You asked that a previous interview be rescinded. Ancient history? Or is there anything you’d like to revise from what was said?

 

In the last interview I shit talked people and artists I love, said it was easy to live in New York, and told people that a certain poet was stealing my work, all of which is UNTRUE.

 

How do you feel technology and social media figures into the carefully curated digital image of the writer in 2016?

 

Dude, I still don’t understand how to connect on the level that other writers are on the internet. I’m really old-timey in that I use paper still and I just got on Twitter a few years ago but really started using it this year and last year. It’s a total necessity to me. Twitter, Tumblr, all of these websites are a necessity. I think it sucks in one way because there’s an inevitable competition that comes with it. Curating so carefully an image is really shitty but it can be really funny and immediately inspiring if people are doing it right.

A necessary evil that can be really fun, I’d say.

 

Could you describe, as freely as you like, what the creative process entails for you?

 

This is super hard.

I used to meditate a lot a lot a lot.
I’ve stopped this year mostly after my first visit to E.P.S.

My poems come from nothing almost.
I will start to write all of this random garbage to get a hold of an idea, like free association, and I’ll try to make it tell a story at the same time. Then I’ll look again at it and see if there’s any imagery, lines, or ideas that are any good and pick them out.
It’s meticulous after. Then I’ll start writing poetry about that poetry. Ideas about ideas.
Then I’ll whittle it back down to the few lines/ideas that were good.

I try to avoid composition that makes it seem like it’s composed.
I write a diary entry and then highlight what’s good as poetry and  make it a poem
Is another method I use. Diaries are the best, I have a hard time keeping one now though. A lot of the creative process is reading other people’s poetry and responding to it. Reading and reading and reading.

 

What message or feeling, if any, would you want to convey to your readers through your work?

 

I want people to think for themselves.

I want people to distance themselves from the book in a sense.

I want them to react the way they’d react to what’s being read and not necessarily associate it with the writer, like every thought in this book is about me or came from me or is an opinion I hold. I want people to think about the writing and react how they would and know that a lot of what’s good in a person gets caught up in all of it’s guilt for never really speaking on it’s worst parts. I want people to treat a book like they would a person. To hate it, love it, forgive it, learn from it. I want people to think about love.

 

Do you feel you’re a part of a collective or moment or movement in literature, or do you consider yourself apart from all that? What do you want from life?

 

I’m definitely walking into some territory of being an alt-lit writer. It’s not cool to say that or decide that yourself is uncool but I think it’s true. To be full blown is obviously something ‘they’ decide and I would be stupid/weak to think about what a scene is thinking but I think that I have a more mainstream place in literature. I’m a part of a moment and movement of writers under 30 kicking ass at it after that I’m unsure.
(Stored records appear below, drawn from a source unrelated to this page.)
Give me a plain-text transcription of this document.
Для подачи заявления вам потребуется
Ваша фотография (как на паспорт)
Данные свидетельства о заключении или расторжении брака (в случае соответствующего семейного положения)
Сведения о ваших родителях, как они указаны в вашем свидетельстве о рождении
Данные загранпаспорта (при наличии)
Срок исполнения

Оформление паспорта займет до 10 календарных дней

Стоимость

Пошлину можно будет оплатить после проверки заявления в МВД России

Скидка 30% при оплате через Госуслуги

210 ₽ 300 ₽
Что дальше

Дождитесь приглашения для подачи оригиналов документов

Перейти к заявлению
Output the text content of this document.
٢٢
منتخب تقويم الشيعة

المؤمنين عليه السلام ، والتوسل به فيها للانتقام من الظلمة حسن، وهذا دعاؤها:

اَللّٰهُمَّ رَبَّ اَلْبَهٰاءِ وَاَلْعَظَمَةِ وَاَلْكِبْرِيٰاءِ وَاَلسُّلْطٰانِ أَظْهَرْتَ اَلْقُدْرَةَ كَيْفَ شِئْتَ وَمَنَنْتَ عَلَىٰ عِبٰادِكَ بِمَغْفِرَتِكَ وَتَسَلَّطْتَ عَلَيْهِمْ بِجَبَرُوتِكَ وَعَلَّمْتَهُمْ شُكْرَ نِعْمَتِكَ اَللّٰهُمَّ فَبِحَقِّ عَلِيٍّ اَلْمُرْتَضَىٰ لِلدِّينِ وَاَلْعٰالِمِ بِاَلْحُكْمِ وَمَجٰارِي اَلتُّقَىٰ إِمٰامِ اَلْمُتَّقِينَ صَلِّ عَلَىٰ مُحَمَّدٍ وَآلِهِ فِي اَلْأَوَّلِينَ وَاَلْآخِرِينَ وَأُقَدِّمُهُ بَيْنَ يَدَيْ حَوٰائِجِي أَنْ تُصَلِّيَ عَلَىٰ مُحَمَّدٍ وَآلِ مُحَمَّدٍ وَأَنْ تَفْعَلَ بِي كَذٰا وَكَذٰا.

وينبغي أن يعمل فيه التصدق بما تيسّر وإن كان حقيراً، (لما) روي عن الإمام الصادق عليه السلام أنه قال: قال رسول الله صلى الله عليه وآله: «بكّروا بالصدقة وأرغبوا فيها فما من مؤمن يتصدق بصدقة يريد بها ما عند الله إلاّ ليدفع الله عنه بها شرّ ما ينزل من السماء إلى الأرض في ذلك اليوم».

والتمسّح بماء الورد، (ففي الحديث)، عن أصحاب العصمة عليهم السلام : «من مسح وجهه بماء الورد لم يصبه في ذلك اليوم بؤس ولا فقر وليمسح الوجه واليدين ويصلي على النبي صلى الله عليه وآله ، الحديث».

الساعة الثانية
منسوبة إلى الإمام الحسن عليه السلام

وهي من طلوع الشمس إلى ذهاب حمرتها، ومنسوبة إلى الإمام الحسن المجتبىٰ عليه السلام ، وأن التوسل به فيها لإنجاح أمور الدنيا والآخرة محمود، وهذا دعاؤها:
What I’d like from life is a lot of friends who make great art together, who live close to each other, and start working on projects together. Or just spend enough time around each other they can be totally inspired and that inspiration eventually causing a political catalyst. We can’t just write for ourselves.
 

Are you fully committed to the life of a writer?

 

Yes, absolutely. I’m too far in to ever quit. I love writing I just wish there was more gratification of knowing it’s being read. It’s important for me to be social, I’m an extrovert naturally and being behind a machine or in front of a notebook all day isn’t the best feeling but I’m committed. I may be going to Stanford to start their Creative Writing program and I’m excited to see where Your Aeon takes me. ‘A great fire starts small.’